Siamo a Milano da 3 giorni; i nostri corpi sono qui. La nostra anima, se ne abbiamo una, no.
In aeroporto ci aspettavano Barbara, Raffaele e Jacopo. Si può dire che i fratelli, uno in Grecia, l'altro a Milano, non vedevano l'ora di rivederci. E rivederli è stato bello.
Il Fans Club di Segrate, come aveva minacciato, è venuto a salutarci a casa lunedì pomeriggio. Ci hanno fatto chiamare in portieria dove abbiamo trovato il nocciolo duro del gruppo che sventolava bandierine di benvenuto in tutte le lingue dei paesi che abbiamo attraversato. Per raggiungerle e abbracciarle abbiamo dovuto percorrere un tappeto rosso con le tappe del nostro viaggio. Loro, intanto, intonavano la colonna sonora di "Momenti di gloria". Avremmo voluto tornar su a prendere le valigie e simulare un nuovo arrivo; se lo meritavano. Ci dispiace per tutti gli altri, ma noi ci siamo divertite molto, così crediamo la portinaia, resa partecipe della burla, e qualche condomino che si è trovato a passare di lì.
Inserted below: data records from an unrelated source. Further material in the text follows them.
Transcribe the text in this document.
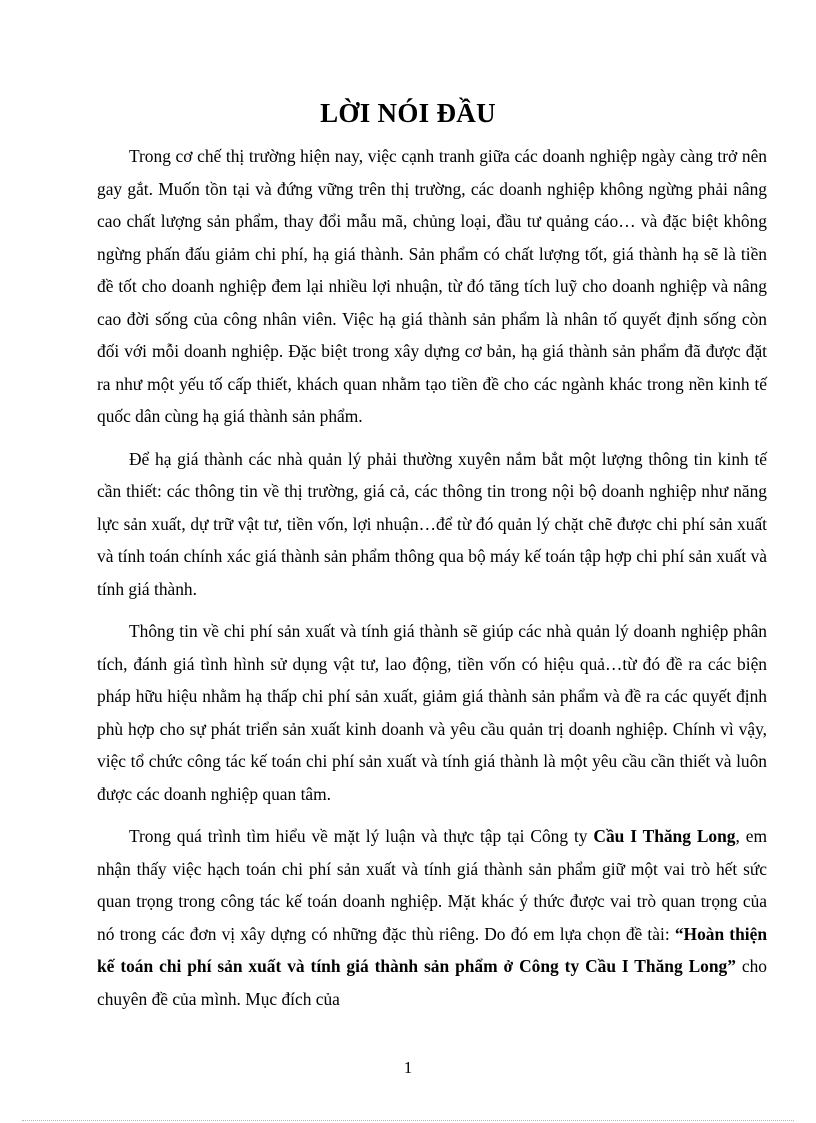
LỜI NÓI ĐẦU

Trong cơ chế thị trường hiện nay, việc cạnh tranh giữa các doanh nghiệp ngày càng trở nên gay gắt. Muốn tồn tại và đứng vững trên thị trường, các doanh nghiệp không ngừng phải nâng cao chất lượng sản phẩm, thay đổi mẫu mã, chủng loại, đầu tư quảng cáo… và đặc biệt không ngừng phấn đấu giảm chi phí, hạ giá thành. Sản phẩm có chất lượng tốt, giá thành hạ sẽ là tiền đề tốt cho doanh nghiệp đem lại nhiều lợi nhuận, từ đó tăng tích luỹ cho doanh nghiệp và nâng cao đời sống của công nhân viên. Việc hạ giá thành sản phẩm là nhân tố quyết định sống còn đối với mỗi doanh nghiệp. Đặc biệt trong xây dựng cơ bản, hạ giá thành sản phẩm đã được đặt ra như một yếu tố cấp thiết, khách quan nhằm tạo tiền đề cho các ngành khác trong nền kinh tế quốc dân cùng hạ giá thành sản phẩm.

Để hạ giá thành các nhà quản lý phải thường xuyên nắm bắt một lượng thông tin kinh tế cần thiết: các thông tin về thị trường, giá cả, các thông tin trong nội bộ doanh nghiệp như năng lực sản xuất, dự trữ vật tư, tiền vốn, lợi nhuận…để từ đó quản lý chặt chẽ được chi phí sản xuất và tính toán chính xác giá thành sản phẩm thông qua bộ máy kế toán tập hợp chi phí sản xuất và tính giá thành.

Thông tin về chi phí sản xuất và tính giá thành sẽ giúp các nhà quản lý doanh nghiệp phân tích, đánh giá tình hình sử dụng vật tư, lao động, tiền vốn có hiệu quả…từ đó đề ra các biện pháp hữu hiệu nhằm hạ thấp chi phí sản xuất, giảm giá thành sản phẩm và đề ra các quyết định phù hợp cho sự phát triển sản xuất kinh doanh và yêu cầu quản trị doanh nghiệp. Chính vì vậy, việc tổ chức công tác kế toán chi phí sản xuất và tính giá thành là một yêu cầu cần thiết và luôn được các doanh nghiệp quan tâm.

Trong quá trình tìm hiểu về mặt lý luận và thực tập tại Công ty Cầu I Thăng Long, em nhận thấy việc hạch toán chi phí sản xuất và tính giá thành sản phẩm giữ một vai trò hết sức quan trọng trong công tác kế toán doanh nghiệp. Mặt khác ý thức được vai trò quan trọng của nó trong các đơn vị xây dựng có những đặc thù riêng. Do đó em lựa chọn đề tài: “Hoàn thiện kế toán chi phí sản xuất và tính giá thành sản phẩm ở Công ty Cầu I Thăng Long” cho chuyên đề của mình. Mục đích của

1
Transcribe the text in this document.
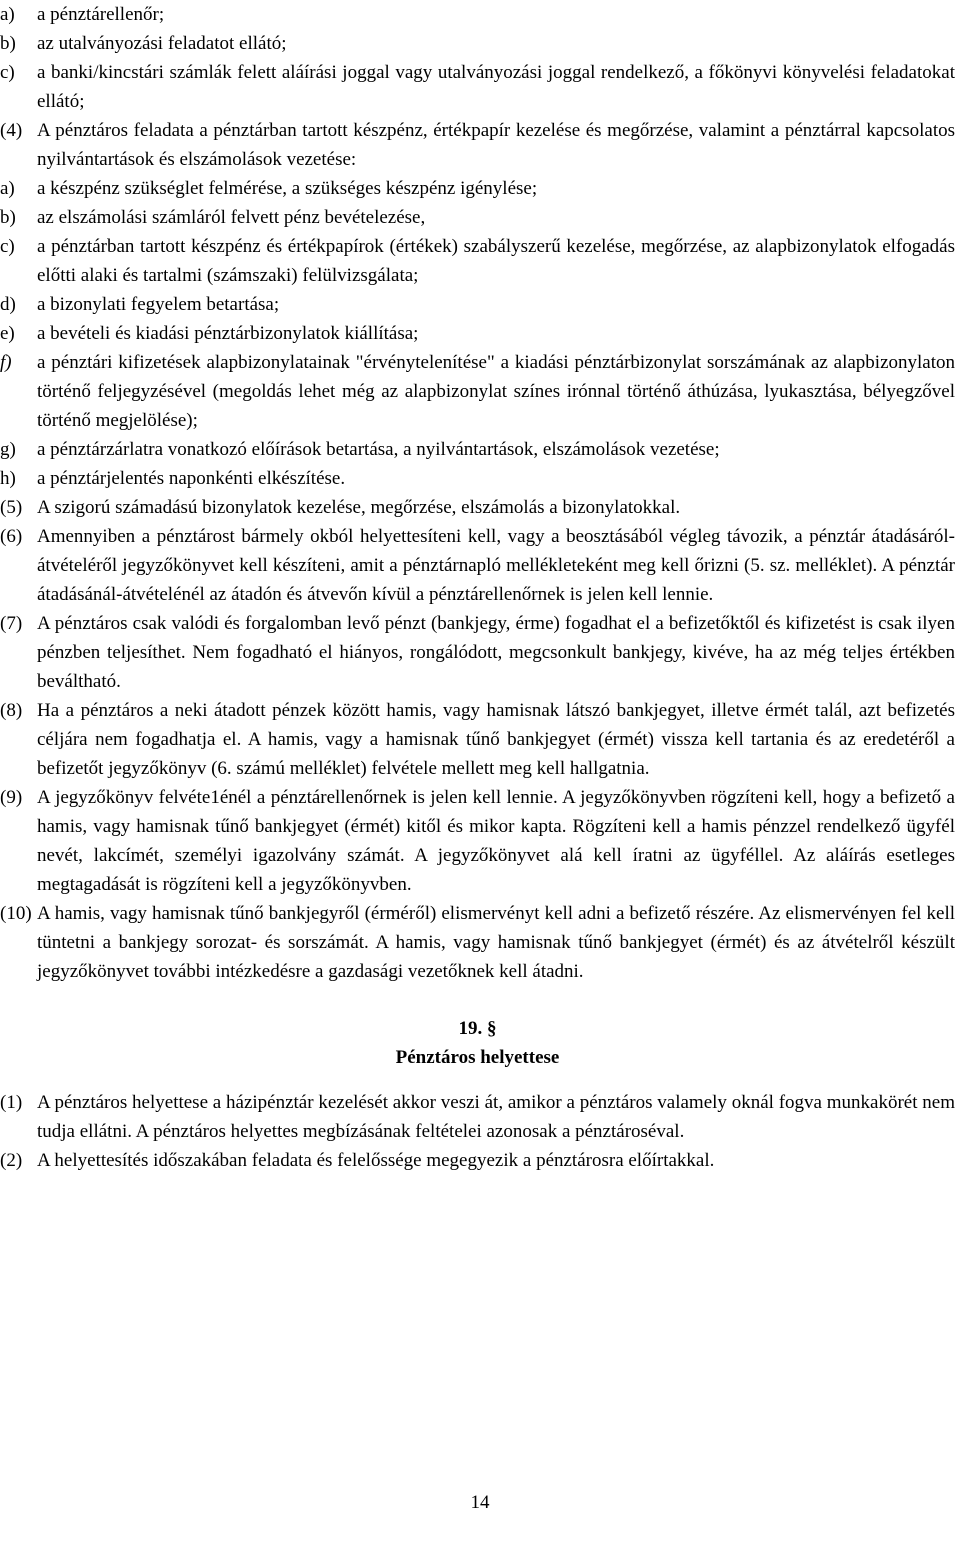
a)	a pénztárellenőr;
b)	az utalványozási feladatot ellátó;
c)	a banki/kincstári számlák felett aláírási joggal vagy utalványozási joggal rendelkező, a főkönyvi könyvelési feladatokat ellátó;
(4) A pénztáros feladata a pénztárban tartott készpénz, értékpapír kezelése és megőrzése, valamint a pénztárral kapcsolatos nyilvántartások és elszámolások vezetése:
a)	a készpénz szükséglet felmérése, a szükséges készpénz igénylése;
b)	az elszámolási számláról felvett pénz bevételezése,
c)	a pénztárban tartott készpénz és értékpapírok (értékek) szabályszerű kezelése, megőrzése, az alapbizonylatok elfogadás előtti alaki és tartalmi (számszaki) felülvizsgálata;
d)	a bizonylati fegyelem betartása;
e)	a bevételi és kiadási pénztárbizonylatok kiállítása;
f)	a pénztári kifizetések alapbizonylatainak "érvénytelenítése" a kiadási pénztárbizonylat sorszámának az alapbizonylaton történő feljegyzésével (megoldás lehet még az alapbizonylat színes irónnal történő áthúzása, lyukasztása, bélyegzővel történő megjelölése);
g)	a pénztárzárlatra vonatkozó előírások betartása, a nyilvántartások, elszámolások vezetése;
h)	a pénztárjelentés naponkénti elkészítése.
(5) A szigorú számadású bizonylatok kezelése, megőrzése, elszámolás a bizonylatokkal.
(6) Amennyiben a pénztárost bármely okból helyettesíteni kell, vagy a beosztásából végleg távozik, a pénztár átadásáról-átvételéről jegyzőkönyvet kell készíteni, amit a pénztárnapló mellékleteként meg kell őrizni (5. sz. melléklet). A pénztár átadásánál-átvételénél az átadón és átvevőn kívül a pénztárellenőrnek is jelen kell lennie.
(7) A pénztáros csak valódi és forgalomban levő pénzt (bankjegy, érme) fogadhat el a befizetőktől és kifizetést is csak ilyen pénzben teljesíthet. Nem fogadható el hiányos, rongálódott, megcsonkult bankjegy, kivéve, ha az még teljes értékben beváltható.
(8) Ha a pénztáros a neki átadott pénzek között hamis, vagy hamisnak látszó bankjegyet, illetve érmét talál, azt befizetés céljára nem fogadhatja el. A hamis, vagy a hamisnak tűnő bankjegyet (érmét) vissza kell tartania és az eredetéről a befizetőt jegyzőkönyv (6. számú melléklet) felvétele mellett meg kell hallgatnia.
(9) A jegyzőkönyv felvéte1énél a pénztárellenőrnek is jelen kell lennie. A jegyzőkönyvben rögzíteni kell, hogy a befizető a hamis, vagy hamisnak tűnő bankjegyet (érmét) kitől és mikor kapta. Rögzíteni kell a hamis pénzzel rendelkező ügyfél nevét, lakcímét, személyi igazolvány számát. A jegyzőkönyvet alá kell íratni az ügyféllel. Az aláírás esetleges megtagadását is rögzíteni kell a jegyzőkönyvben.
(10) A hamis, vagy hamisnak tűnő bankjegyről (érméről) elismervényt kell adni a befizető részére. Az elismervényen fel kell tüntetni a bankjegy sorozat- és sorszámát. A hamis, vagy hamisnak tűnő bankjegyet (érmét) és az átvételről készült jegyzőkönyvet további intézkedésre a gazdasági vezetőknek kell átadni.
19. §
Pénztáros helyettese
(1) A pénztáros helyettese a házipénztár kezelését akkor veszi át, amikor a pénztáros valamely oknál fogva munkakörét nem tudja ellátni. A pénztáros helyettes megbízásának feltételei azonosak a pénztároséval.
(2) A helyettesítés időszakában feladata és felelőssége megegyezik a pénztárosra előírtakkal.
14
Le sensazioni del ritorno sono molteplici e tuttora in corso. Abbiamo ritrovato la casa come l'abbiamo lasciata, in più c'erano i pacchi spediti dai vari paesi e un grande cumulo di posta arretrata. Muoversi, ritrovare le cose, per Anto, è stato un fatto meccanico; il corpo aveva memoria e si muoveva quasi automaticamente. Felix, invece, ha fatto più fatica a ritrovare gesti, luoghi, oggetti. Entrambe ci siamo sentite un po' disadattate, abbiamo parlato poco tra noi, come due che siano qui solo a fare un lavoro, disfare le valigie e sbrigare qualche faccenda, prima di ripartire. Come se la casa, come se questa vita, la nostra di prima, che durante il viaggio chiamavamo "l'altra vita", fosse davvero di qualcun altro.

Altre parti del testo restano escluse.